The term cosmeceutical has always been controversial, but the blurring boundaries between the worlds of nutrition and cosmetics are highlighting divisions that neither industry can ignore.
Ingestible products with cosmetic benefits are an emerging product category for both the nutritional and the cosmetics industries.
Beauty yoghurts, anti-wrinkle drinks, and skin care supplements are all part of a market expected to be worth $2.5 bn by 2012, according to market research company Kline.
However, the industries don’t seem to agree on what to call this emerging product category. For the healthy foods and supplements industry these products fall under the term cosmeceuticals, which for the cosmetics industry means something quite different.
As these industries begin to work together to take advantage of this growing market, there is a dire need for some clear definitions.
Pharma and cosmetics boundary
Cosmeceutical, for the cosmetics industry, describes products that sit at the boundary of cosmetics and pharmaceuticals.
American dermatologist Albert Kligman is generally accredited with inventing the term in the late 1970s as something that does more than just colour the skin and less than a therapeutic drug.
At present the term has no regulatory standing, and is used more in a marketing context to highlight formulations or ingredients that claim to have tangible effects on the skin’s structure and appearance.
This definition has been adopted by market research company Euromonitor which defines cosmeceuticals as the blurring of cosmetics and pharmaceutical products which contain biologically active ingredients that have an effect on the user.
An emerging class of active ingredients that fall into this category is neuropeptides, designed and constructed to block neurotransmission signals and therefore decrease muscle contractions, much in the same way as botox.
These, like all cosmeceutical ingredients for the cosmetics industry, are topically applied.

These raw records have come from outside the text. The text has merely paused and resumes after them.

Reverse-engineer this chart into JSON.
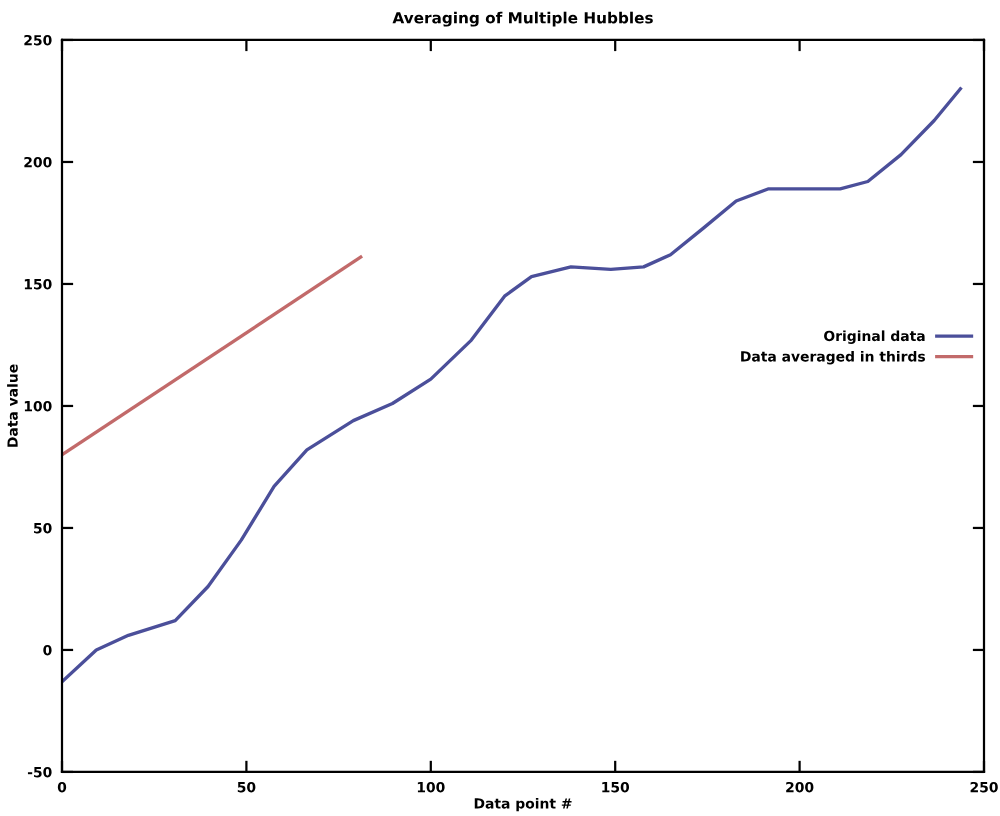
{
  "chart_data": {
    "type": "line",
    "title": "Averaging of Multiple Hubbles",
    "xlabel": "Data point #",
    "ylabel": "Data value",
    "xlim": [
      0,
      250
    ],
    "ylim": [
      -50,
      250
    ],
    "xticks": [
      0,
      50,
      100,
      150,
      200,
      250
    ],
    "yticks": [
      -50,
      0,
      50,
      100,
      150,
      200,
      250
    ],
    "grid": false,
    "legend": "right",
    "marker": "none",
    "line_style": "solid",
    "series": [
      {
        "name": "Original data",
        "color": "#4b4f9a",
        "x": [
          0,
          9.3,
          18,
          30.7,
          39.6,
          48.6,
          57.5,
          66.4,
          79,
          89.6,
          100,
          111,
          120,
          127.3,
          138,
          148.8,
          157.7,
          165,
          174,
          182.8,
          191.6,
          200.6,
          211,
          218.5,
          227.5,
          236.5,
          243.6
        ],
        "values": [
          -13,
          0,
          6,
          12,
          26,
          45,
          67,
          82,
          94,
          101,
          111,
          127,
          145,
          153,
          157,
          156,
          157,
          162,
          173,
          184,
          189,
          189,
          189,
          192,
          203,
          217,
          230
        ]
      },
      {
        "name": "Data averaged in thirds",
        "color": "#c26a6a",
        "x": [
          0,
          81
        ],
        "values": [
          80,
          161
        ]
      }
    ]
  }
}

One point of controversy, from the view of the cosmetics industry, lies in how close they are to medicines; too big an effect on the physiology of the skin and they become a pharmaceutical product and have to contend with more stringent and expensive legislation.
Other critics of the term claim it is misleading as it suggests there are inherent differences between cosmetics and cosmeceuticals that may not, in reality, exist.
However, the growth of ingestible products that claim to have beauty benefits is highlighting even greater controversies associated with the term.
Nutraceuticals with cosmetic benefits
For the healthy foods and supplements industry, cosmeceuticals means something very different.
Cosmeceuticals here can be thought of as the merger of nutraceuticals (nutritional supplements) with cosmetics. In other words, a cosmeceutical is an ingestible ingredient for functional foods or nutritional supplements that has cosmetic benefits.
Evidently this definition relies on the ingredient being ingestible, in direct contrast to the cosmetics definition which is based on the topical nature of the ingredient.
Although for the nutritional industry ingestible products with beauty benefits all take the name cosmeceutical, for the cosmetics industry they have a number of pseudonyms.
Nutricosmetics, beauty foods, beauty supplements and beauty from within appear to be almost interchangeable within the product literature, marketing claims and market research reports. However, outside of the nutritional industry, one label these products do not sport is cosmeceutical.
Regional and regulatory confusion
Lycored’s vice president of global marketing and sales Udi Alroy highlighted that many regions use different terms, depending on regulatory issues, although he was clear that cosmeceutical was the more accepted term within the nutritional industry.
“Nobody asks for a nutricosmetic beverage, they all want a cosmeceutical one,” he said.